5.2 Seeking the Best Explanation

In this section, the comparative approach inference to the best explanation will evaluate Draper’s hypothesis of indifference against the Judeo-Christian hypothesis of theism to determine which is more probable. The question is, “Does the Judeo-Christian hypothesis of theism have more or less explanatory and predictive power than the hypothesis of indifference?” For this comparison, the two philosophical hypotheses will be evaluated like scientific hypotheses are where the superior hypothesis is the one that deals with the most evidence, has the greater explanatory power, and correctly anticipates outcomes.

The Judeo-Christian hypothesis of theism:

• Anticipates a finely tuned and ordered cosmos defined by natural laws and described with mathematical precision. The concept of an ordered universe is conveyed in ANE understandings of Genesis 1 as well as the rhetoric found in texts like Psalm 104, Proverbs 8:12–31, and Job 38:4–18.

• Anticipates a telos in the universe that would enable life to evolve from nonlife so creatures could have fellowship with God.
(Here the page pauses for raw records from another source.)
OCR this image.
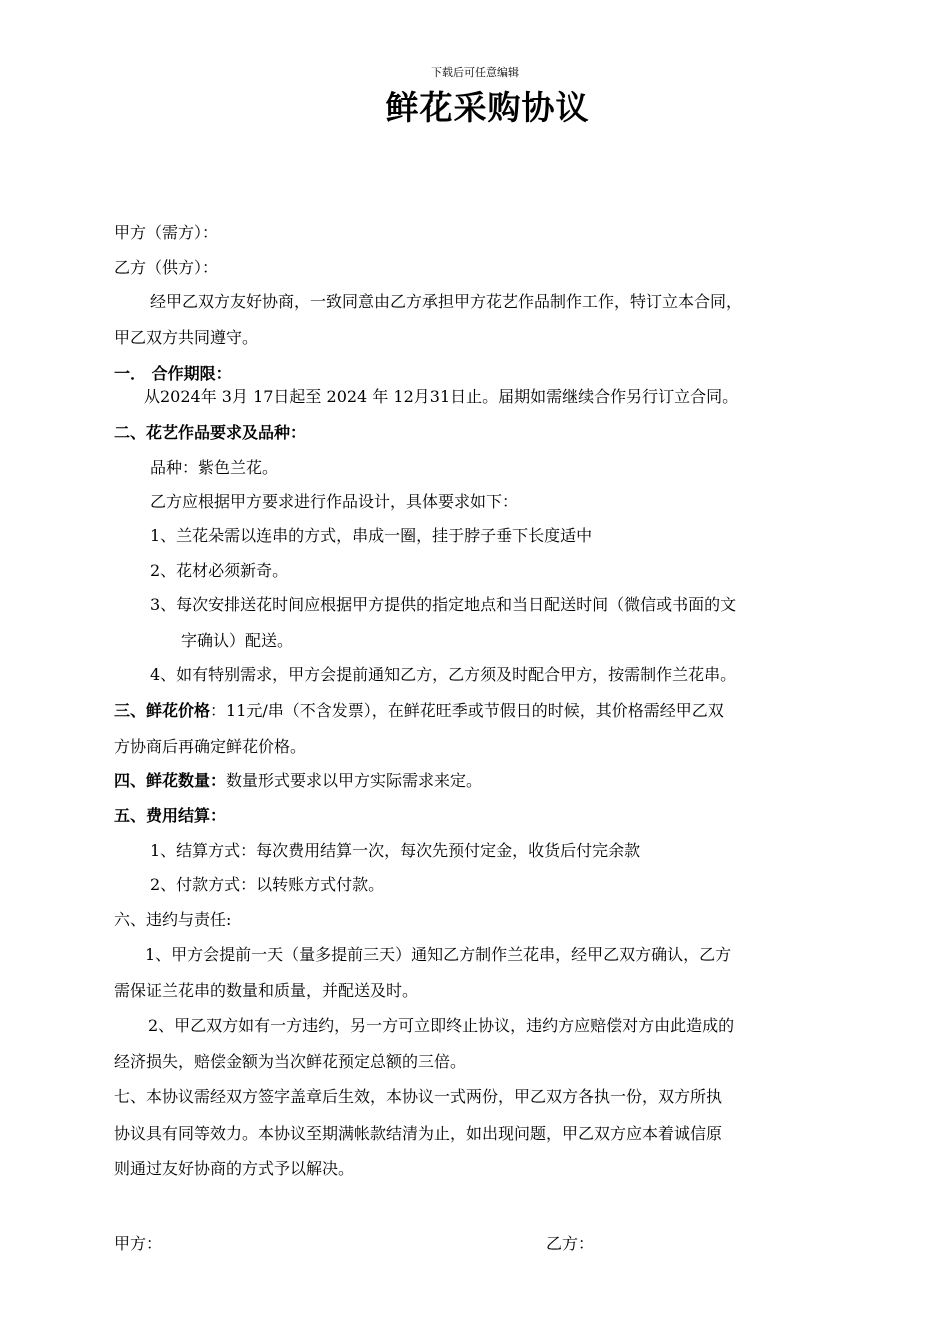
下载后可任意编辑
鲜花采购协议
甲方（需方）：
乙方（供方）：
经甲乙双方友好协商，一致同意由乙方承担甲方花艺作品制作工作，特订立本合同，
甲乙双方共同遵守。
一． 合作期限：
从2024年 3月 17日起至 2024 年 12月31日止。届期如需继续合作另行订立合同。
二、花艺作品要求及品种：
品种：紫色兰花。
乙方应根据甲方要求进行作品设计，具体要求如下：
1、兰花朵需以连串的方式，串成一圈，挂于脖子垂下长度适中
2、花材必须新奇。
3、每次安排送花时间应根据甲方提供的指定地点和当日配送时间（微信或书面的文
字确认）配送。
4、如有特别需求，甲方会提前通知乙方，乙方须及时配合甲方，按需制作兰花串。
三、鲜花价格：11元/串（不含发票），在鲜花旺季或节假日的时候，其价格需经甲乙双
方协商后再确定鲜花价格。
四、鲜花数量：数量形式要求以甲方实际需求来定。
五、费用结算：
1、结算方式：每次费用结算一次，每次先预付定金，收货后付完余款
2、付款方式：以转账方式付款。
六、违约与责任:
1、甲方会提前一天（量多提前三天）通知乙方制作兰花串，经甲乙双方确认，乙方
需保证兰花串的数量和质量，并配送及时。
2、甲乙双方如有一方违约，另一方可立即终止协议，违约方应赔偿对方由此造成的
经济损失，赔偿金额为当次鲜花预定总额的三倍。
七、本协议需经双方签字盖章后生效，本协议一式两份，甲乙双方各执一份，双方所执
协议具有同等效力。本协议至期满帐款结清为止，如出现问题，甲乙双方应本着诚信原
则通过友好协商的方式予以解决。
甲方：	乙方：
This worldview also explains why Earth’s most highly evolved creatures, humans made in the image of God (Gen 1:26–27), would have the capacity to comprehend the order of the cosmos.

• Anticipates and explains why human beings would have an innate sense of morality.
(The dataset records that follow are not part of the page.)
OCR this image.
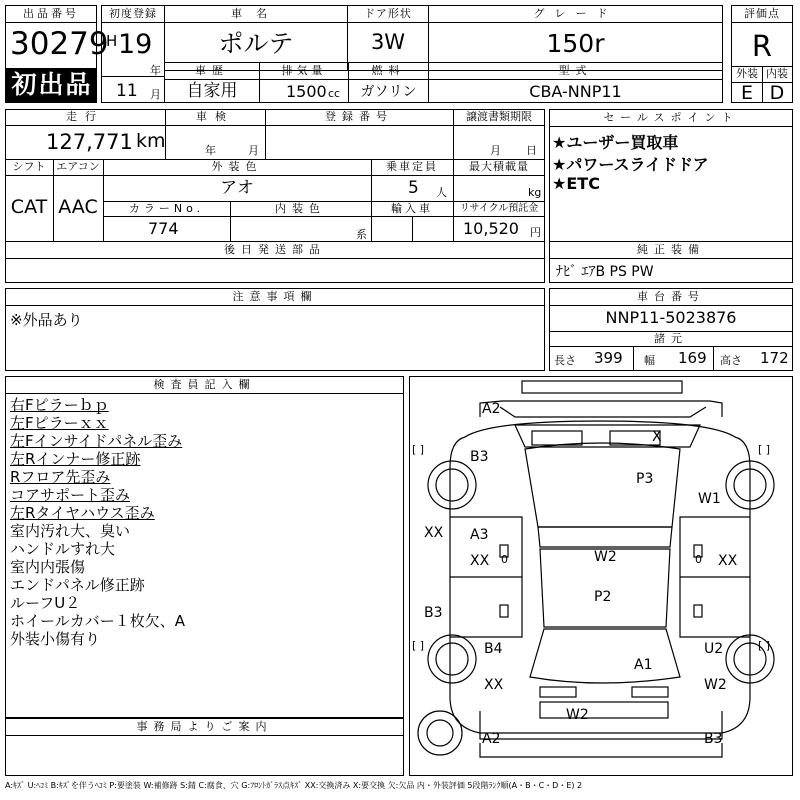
出品番号
30279
初出品
初度登録
H 19
年
11 月
車名
ポルテ
ドア形状
3W
グレード
150r
評価点
R
外装 内装
E D
車歴
自家用
排気量
1500 cc
燃料
ガソリン
型式
CBA-NNP11
走行
127,771 km
車検
年	月
登録番号	譲渡書類期限
月 日
シフト エアコン
CAT AAC
外装色
アオ
乗車定員
5 人
最大積載量
kg
カラーNo.
774
内装色
系
輸入車	リサイクル預託金
10,520 円
後日発送部品
セールスポイント
★ユーザー買取車
★パワースライドドア
★ETC
純正装備
ﾅﾋﾞ ｴｱB PS PW
注意事項欄
※外品あり
車台番号
NNP11-5023876
諸元
長さ 399 幅 169 高さ 172
検査員記入欄
右Fピラーｂｐ
左Fピラーｘｘ
左Fインサイドパネル歪み
左Rインナー修正跡
Rフロア先歪み
コアサポート歪み
左Rタイヤハウス歪み
室内汚れ大、臭い
ハンドルすれ大
室内内張傷
エンドパネル修正跡
ルーフU２
ホイールカバー１枚欠、A
外装小傷有り
事務局よりご案内
[ ]	[ ]
[ ]	[ ]
A2
X
B3
P3
W1
XX A3
XX 0	W2	0 XX
B3
P2
B4	U2
A1
XX	W2
W2
A2	B3
A:ｷｽﾞ U:ﾍｺﾐ B:ｷｽﾞを伴うﾍｺﾐ P:要塗装 W:補修跡 S:錆 C:腐食、穴 G:ﾌﾛﾝﾄｶﾞﾗｽ点ｷｽﾞ XX:交換済み X:要交換 欠:欠品 内・外装評価 5段階ﾗﾝｸ順(A・B・C・D・E) 2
• Anticipates and explains why human beings would have desire for relationship with the divine through religion and/or other spiritual practices.

• Anticipates a loving God would minimize unnecessary suffering among creatures in nature.
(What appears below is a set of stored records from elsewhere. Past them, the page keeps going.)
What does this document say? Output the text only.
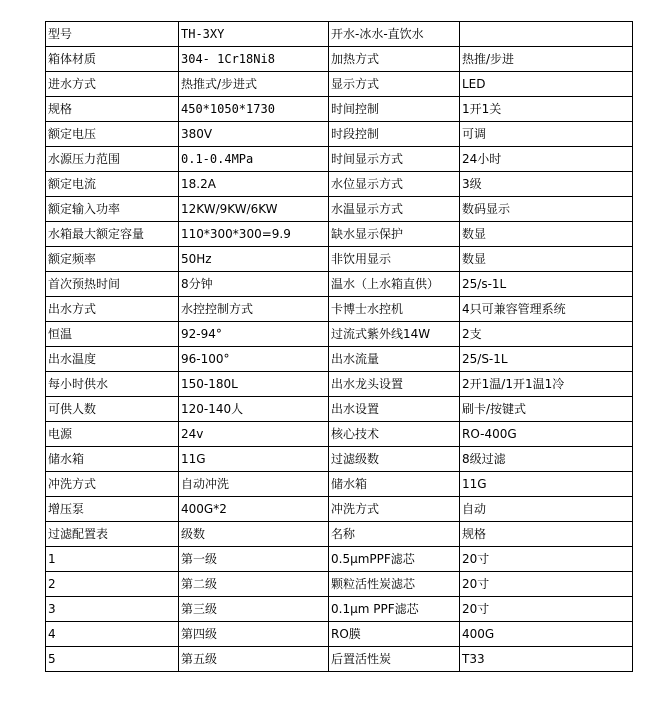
型号	TH-3XY	开水-冰水-直饮水	
箱体材质	304- 1Cr18Ni8	加热方式	热推/步进
进水方式	热推式/步进式	显示方式	LED
规格	450*1050*1730	时间控制	1开1关
额定电压	380V	时段控制	可调
水源压力范围	0.1-0.4MPa	时间显示方式	24小时
额定电流	18.2A	水位显示方式	3级
额定输入功率	12KW/9KW/6KW	水温显示方式	数码显示
水箱最大额定容量	110*300*300=9.9	缺水显示保护	数显
额定频率	50Hz	非饮用显示	数显
首次预热时间	8分钟	温水（上水箱直供）	25/s-1L
出水方式	水控控制方式	卡博士水控机	4只可兼容管理系统
恒温	92-94°	过流式紫外线14W	2支
出水温度	96-100°	出水流量	25/S-1L
每小时供水	150-180L	出水龙头设置	2开1温/1开1温1冷
可供人数	120-140人	出水设置	刷卡/按键式
电源	24v	核心技术	RO-400G
储水箱	11G	过滤级数	8级过滤
冲洗方式	自动冲洗	储水箱	11G
增压泵	400G*2	冲洗方式	自动
过滤配置表	级数	名称	规格
1	第一级	0.5μmPPF滤芯	20寸
2	第二级	颗粒活性炭滤芯	20寸
3	第三级	0.1μm PPF滤芯	20寸
4	第四级	RO膜	400G
5	第五级	后置活性炭	T33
• Anticipates and explains why empathetic love would reduce suffering among creatures that feel pain.

In contrast, the hypothesis of indifference states “neither the nature nor the condition of sentient beings on earth is the result of benevolent or malevolent actions performed by non-human persons” (Reference DraperDraper 1989: 332). What does this hypothesis anticipate? Nothing. What does it explain? Nothing. This “hypothesis” is the statement of a negative that cannot be tested. Even if one is supposed to assume by “indifference” that 50/50 random chance is meant, such a hypothesis would predict an ordered universe was as likely as a disordered universe. Evolutionary existence would be as probable as nonexistence. The hypothesis of an indifferent universe would anticipate sentience with equal probability as nonsentience. In fact, the hypothesis of indifference can predict and explain … nothing at all.

Atheism’s greatest strength has been that Western theism, based upon Greco-Roman interpretations of Genesis 1–3, was incompatible with neo-Darwinian evolution and Earth’s geological history (Reference PlantingaPlantinga 2011: 3–63). However, since alternative interpretations are available that incorporate ANE insights and remove purported conflicts between science and the Genesis text (Section 2.4), Judeo-Christian theism is wholly compatible with evolution even as atheism fails to provide the explanatory power it claims. In short, the Judeo-Christian worldview can offer a scientifically tenable explanation of suffering in a neo-Darwinian world that makes the hypothesis of theism more probable than the hypothesis of indifference.